The weight of a name
There’s a moment early in the episode when Seong-ah calls out to Bong-su by name, and for a second, the spirit flickers. It’s no longer a possession. It becomes a conversation, brief and painful, between the boy who once was and the boy who’s still inside. That name becomes an anchor, a weapon, a tether, a plea. And Head Over Heels uses it to shatter the illusion that anything in this haunting is clean or simple.
Bong-su isn’t a monster. He’s a scar. A boy swallowed by guilt, anger, and abandonment, left to rot in a world that never tried to understand him. And now, wearing Gyeon-woo’s face, he lashes out with everything he never got to say. The violence cuts deep, but the sadness underneath reaches further. When he cries, it’s not just the ghost crying. It’s the child who was never held, the soul who was never heard.
What Seong-ah does in that moment comes from grief. She knows she can’t rescue what’s already sinking, but she still calls him back by the name no one else remembers. For a breath, he stops. And Head Over Heels holds on to that silence like a heartbeat.
The worst kind of loyalty
What makes Yeom-hwa unbearable isn’t the evil she commits, but the loyalty she inspires. Even after everything, the head shaman still tries to protect her. Not because Yeom-hwa deserves it, not because she’s changed, but because letting go would mean admitting that all the years of guidance, care, and belief were wasted. That’s the quiet horror pulsing under this episode.
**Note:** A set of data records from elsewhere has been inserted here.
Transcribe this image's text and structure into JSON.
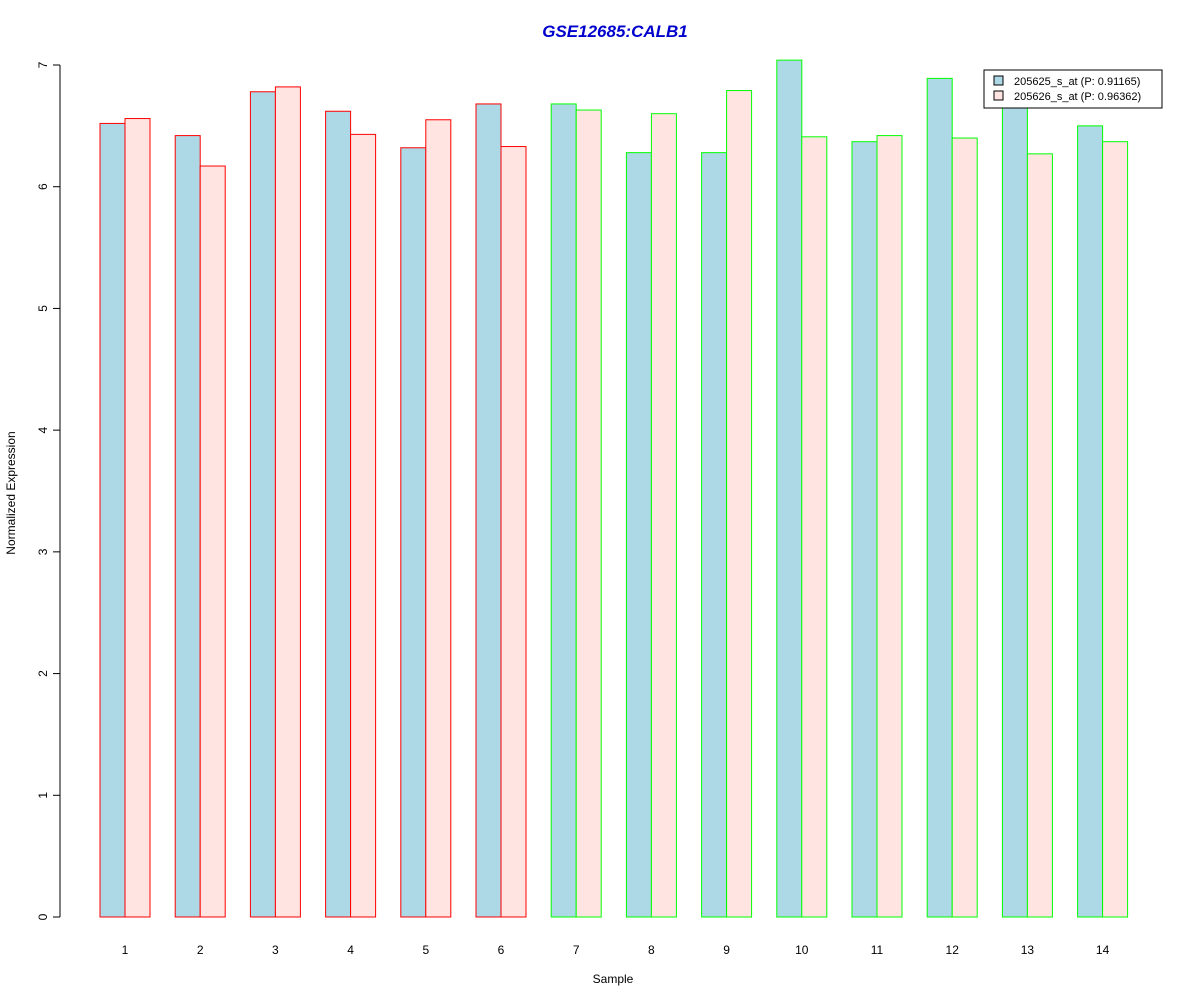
{
  "chart_data": {
    "type": "bar",
    "title": "GSE12685:CALB1",
    "xlabel": "Sample",
    "ylabel": "Normalized Expression",
    "categories": [
      "1",
      "2",
      "3",
      "4",
      "5",
      "6",
      "7",
      "8",
      "9",
      "10",
      "11",
      "12",
      "13",
      "14"
    ],
    "series": [
      {
        "name": "205625_s_at (P: 0.91165)",
        "fill": "#add8e6",
        "values": [
          6.52,
          6.42,
          6.78,
          6.62,
          6.32,
          6.68,
          6.68,
          6.28,
          6.28,
          7.04,
          6.37,
          6.89,
          6.65,
          6.5
        ]
      },
      {
        "name": "205626_s_at (P: 0.96362)",
        "fill": "#ffe4e1",
        "values": [
          6.56,
          6.17,
          6.82,
          6.43,
          6.55,
          6.33,
          6.63,
          6.6,
          6.79,
          6.41,
          6.42,
          6.4,
          6.27,
          6.37
        ]
      }
    ],
    "group_border_colors": [
      "#ff0000",
      "#ff0000",
      "#ff0000",
      "#ff0000",
      "#ff0000",
      "#ff0000",
      "#00ff00",
      "#00ff00",
      "#00ff00",
      "#00ff00",
      "#00ff00",
      "#00ff00",
      "#00ff00",
      "#00ff00"
    ],
    "yticks": [
      0,
      1,
      2,
      3,
      4,
      5,
      6,
      7
    ],
    "ylim": [
      0,
      7
    ],
    "title_color": "#0000cd",
    "legend_position": "top-right",
    "grid": false
  }
}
A woman who spent her life trying to save someone ends up dying for her, and the one she dies for walks away untouched.
Head Over Heels doesn’t paint this as noble. It paints it as devastating. Yeom-hwa isn’t conflicted. She isn’t tortured. She receives a final act of love and uses it as fuel to keep going in the same direction. The betrayal isn’t in what the head shaman does. It’s in what Yeom-hwa chooses after being given one last chance to turn around.
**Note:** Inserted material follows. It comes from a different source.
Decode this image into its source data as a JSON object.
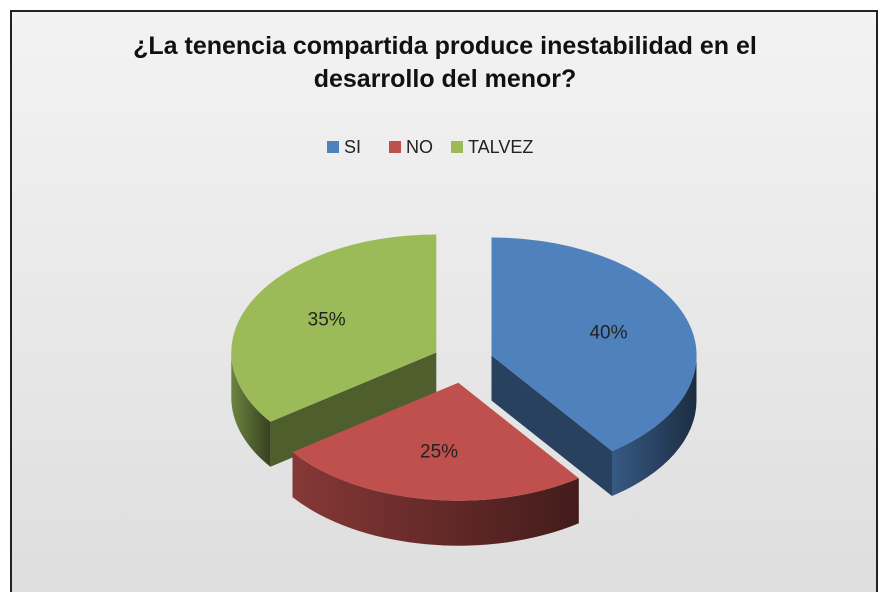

It’s hard to watch because there’s no catharsis. No reckoning. Only the realization that some people aren’t broken. They’re sharp. And when you try to hold them, you bleed.
The foolishness of offerings
The ring scene is unbearable. Not because it’s romantic, not because it’s touching, but because it’s wrong. Watching that boy hand over something so loaded, so symbolic, to Yeom-hwa of all people feels like the narrative equivalent of sticking a flower into a blade. It doesn’t soften anything. It just makes the blade look crueler.
Head Over Heels has always played with gestures—names spoken aloud, bodies standing in the way of violence. But this time, the gesture is hollow. It’s an offering made in blindness, a kindness directed at someone who long stopped recognizing what kindness even looks like. Yeom-hwa doesn’t react with surprise. She reacts like someone who’s already decided that every hand extended toward her is just another weapon she can turn back around.
There’s no meaning in this offering. No sense, no strategy, no emotional payoff. Just another decision made by someone who wanted to help and chose the worst possible person to help. And Head Over Heels lets that moment sit, cruel and deliberate, because some mistakes echo louder than any curse.
What remains in the wake in Head Over Heels
Only two episodes remain, and Head Over Heels has already buried more than it’s saved. What’s left now is not a clean path forward but a map stained with grief, fury, and choices that can’t be undone. The death of the head shaman doesn’t mark a turning point. It’s a line drawn in salt. Yeom-hwa will not change. Gyeon-woo may never return. And Seong-ah, for all her power, still stands alone.
There’s something quietly devastating in how the episode ends, not with a climax, but with an absence. The people who should be here are gone. The ones who remain keep choosing the worst versions of themselves. And the world around them, already heavy with ghosts, seems ready to collapse under the weight of one more.
Head Over Heels holds its silences close. It doesn’t ask for faith. It demands endurance. And what comes next may not be healing. It may be survival.
Rating with a touch of flair: A cursed ring, a wasted death, and a girl whispering a name into the dark. Episode 10 of Head Over Heels earns 4.5 out of 5 restless spirits, weighed down not by the dead, but by the living who refuse to see what they’ve become.